Tofu is a versatile ingredient that features prominently in various Asian cuisines. The Chinese use it in many dishes, either as a supporting cast (like with Teochew braised duck) or as the main star (like with Sichuan mapo tofu).
The Japanese plan entire kaiseki meals around it, cooking it in different ways to highlight its versatility and even presenting it in its simplest form and allowing diners to cook it themselves at their own table.
The Koreans are no exception and serve soft and freshly-made soontofu in spicy hotpots mixed with all kinds of meats and seafood. It’s comfort food that we keep going back to whenever we feel like a hearty and fulfilling meal. And when we do, we always head down to SBCD Korean Tofu House.
SBCD has two branches in Singapore and we’ve always visited their main branch at Tanjong Pagar Centre, which is directly connected to the MRT station and very accessible. This time, because we also wanted to check out the newly re-opened Meidi-ya, we made reservations at their second branch in Millenia Walk, located at the end of the mall closest to Suntec City.
Their entire menu is printed on one sheet of paper, which they also use as their placemat, allowing them to avoid the entire QR code e-menu temporary measure that so many restaurants use nowadays.
Utensils are separately packed and no longer self-served from the slide-out drawer under each table. They still provide the flat metal chopsticks that I have a love/hate relationship with, and round spoons with long handles.
One feature of Korean meals that I like is banchan, the complimentary and re-fillable side-dishes that always include some form of kimchi plus other pickled and fermented items. I particularly like their fermented squid guts (or at least that’s what I think it is) which is an acquired taste but goes very well with plain white rice.
SBCD takes it one step further by throwing in a whole deep-fried yellow corvina that The Wife is obsessed with. Each diner only gets one portion of the fish and since I’m not a big fan, coupled with my clumsy Korean flat chopstick skills, most of my portion goes to her.
They do allow diners to pay for extra portions of the fish though, and as an indication of how much The Wife loves it, this is what landed on our table — half a fish for me, and 4 1/2 fishes for her. I’m sure this doesn’t happen often, because our waitress had to double-confirm the order of three additional fish remind us that we’d already be getting one each as part of the banchan.
SBCD sources their soybeans from Paju in South Korea’s Gyeonggi Province. Apparently Paju is famous for two things, one being their Jangdanbaekmok certified strain of soybeans and the other being its proximity to the DMZ separating the two Koreas. I’m not sure how those two things are related, but I do know that their tofu is very mashisoyo.

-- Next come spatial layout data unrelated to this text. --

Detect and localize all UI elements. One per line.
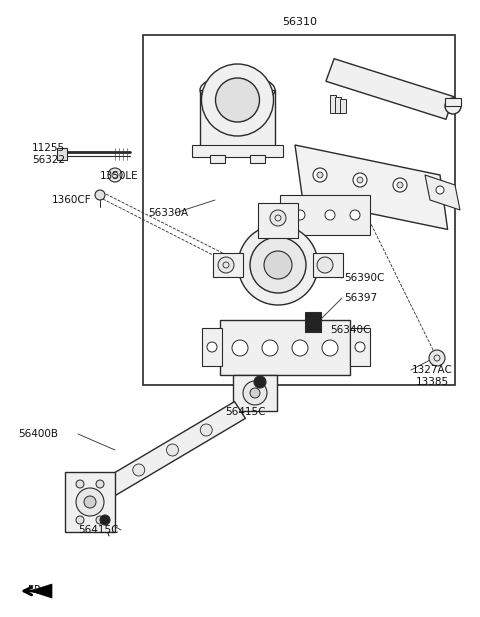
Bar xyxy=(250,155,265,163)
Polygon shape xyxy=(30,584,52,598)
Bar xyxy=(192,145,283,157)
Circle shape xyxy=(353,173,367,187)
Text: FR.: FR. xyxy=(28,585,44,595)
Circle shape xyxy=(436,186,444,194)
Circle shape xyxy=(243,381,267,405)
Circle shape xyxy=(202,64,274,136)
Polygon shape xyxy=(425,175,460,210)
Circle shape xyxy=(95,190,105,200)
Polygon shape xyxy=(295,145,448,230)
Bar xyxy=(65,472,115,532)
Circle shape xyxy=(218,257,234,273)
Circle shape xyxy=(100,515,110,525)
Polygon shape xyxy=(326,59,454,119)
Circle shape xyxy=(350,210,360,220)
Bar xyxy=(280,195,370,235)
Circle shape xyxy=(96,480,104,488)
Circle shape xyxy=(200,424,212,436)
Text: 1360CF: 1360CF xyxy=(52,195,92,205)
Circle shape xyxy=(317,172,323,178)
Circle shape xyxy=(96,516,104,524)
Text: 56415C: 56415C xyxy=(78,525,119,535)
Circle shape xyxy=(445,98,461,114)
Circle shape xyxy=(264,251,292,279)
Circle shape xyxy=(250,237,306,293)
Circle shape xyxy=(393,178,407,192)
Text: 56340C: 56340C xyxy=(330,325,371,335)
Text: 1327AC: 1327AC xyxy=(411,365,453,375)
Circle shape xyxy=(322,340,338,356)
Bar xyxy=(330,95,336,113)
Text: 11255: 11255 xyxy=(32,143,65,153)
Text: 56390C: 56390C xyxy=(344,273,384,283)
Bar xyxy=(258,203,298,238)
Text: 56397: 56397 xyxy=(344,293,377,303)
Circle shape xyxy=(232,340,248,356)
Bar xyxy=(220,320,350,375)
Text: 56400B: 56400B xyxy=(18,429,58,439)
Circle shape xyxy=(76,516,84,524)
Bar xyxy=(445,98,461,106)
Circle shape xyxy=(397,182,403,188)
Text: 56330A: 56330A xyxy=(148,208,188,218)
Circle shape xyxy=(133,464,145,476)
Text: 1350LE: 1350LE xyxy=(100,171,139,181)
Circle shape xyxy=(216,78,260,122)
Polygon shape xyxy=(99,402,245,499)
Circle shape xyxy=(295,210,305,220)
Circle shape xyxy=(325,210,335,220)
Bar xyxy=(202,328,222,366)
Bar xyxy=(233,375,277,411)
Bar xyxy=(350,328,370,366)
Circle shape xyxy=(254,376,266,388)
Circle shape xyxy=(250,388,260,398)
Circle shape xyxy=(108,168,122,182)
Text: 56322: 56322 xyxy=(32,155,65,165)
Text: 56310: 56310 xyxy=(283,17,317,27)
Bar xyxy=(305,312,321,332)
Circle shape xyxy=(429,350,445,366)
Circle shape xyxy=(207,342,217,352)
Circle shape xyxy=(317,257,333,273)
Circle shape xyxy=(238,225,318,305)
Bar xyxy=(213,253,243,277)
Circle shape xyxy=(292,340,308,356)
Circle shape xyxy=(76,488,104,516)
Circle shape xyxy=(357,177,363,183)
Bar xyxy=(210,155,225,163)
Circle shape xyxy=(313,168,327,182)
Text: 56415C: 56415C xyxy=(225,407,265,417)
Circle shape xyxy=(84,496,96,508)
Circle shape xyxy=(270,210,286,226)
Bar xyxy=(340,99,346,113)
Circle shape xyxy=(262,340,278,356)
Text: 13385: 13385 xyxy=(415,377,449,387)
Bar xyxy=(313,253,343,277)
Circle shape xyxy=(167,444,179,456)
Bar xyxy=(57,148,67,160)
Circle shape xyxy=(76,480,84,488)
Bar xyxy=(335,97,341,113)
Circle shape xyxy=(355,342,365,352)
Bar xyxy=(143,35,455,385)
Bar xyxy=(200,90,275,155)
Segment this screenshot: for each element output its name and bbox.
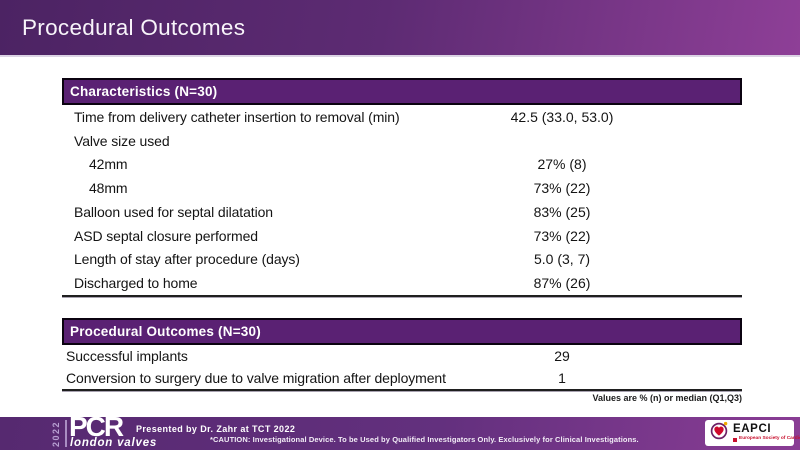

When ordering at SBCD, you could opt for a standalone ala carte order of just their soontofu, but the best value-for-money is to choose their combo meal which includes an additional dish for a nominal top-up of less than $10. You also get to choose the spiciness level of the soontofu, ranging from one chilli (meh) to four chillies (hajima!)
The Wife choose the (beef) Bulgogi Combo with Oyster Soontofu (which also has mussels and shrimp) at the two chilli setting. While there was nothing wrong with the oysters, they weren’t particularly plump and fresh-tasting and we’d probably choose another option next time. The tofu itself though, plus the spicy stew it came in, were as good as we remembered, even though two chillies didn’t pack sufficient punch.
Despite being an add-on, the bulgogi portion was generous and the combined meal of soontofu, banchan and hotstone rice made for a very filling lunch. The taste of the bulgogi itself was alright and I’d say slightly above average.
I chose the Spicy Baby Octopus Combo with Intestine Soontofu, at the three chilli setting. Across our numerous visits in the past, we’ve tried almost all the different soontofu options and I have to say that this was my favourite by far. The beef small intestines didn’t taste gamey or funky at all and the texture was so so soft, even more tender than those in well-braised kway chap.
The spicy baby octopus had a nice bite and was not overcooked. The spiciness was not at the soontofu three chilli level and was more sweet-and-spicy, closer to the flavour of yangnyeom fried chicken. I quite liked it and would definitely order it again.
We’ve had soontofu at other Korean restaurants before, and they’ve never matched up to the ones at SBCD. The tofu is never as soft, probably because they’re probably store-bought ones sitting in the fridge and not made fresh daily using dangerous (why? because near DMZ) beans.
The tofu at SBCD is like tau huay, the silky smooth and wobbly tofu pudding that even toothless grandmas (and grandpas) can eat effortlessly. It’s softer than jello, softer than marshmallows, softer than cotton candy (well… maybe not) but with a spicy kick.
We’ll definitely be back and perhaps, possibly, maybe, I might even live dangerously and go for four chillies.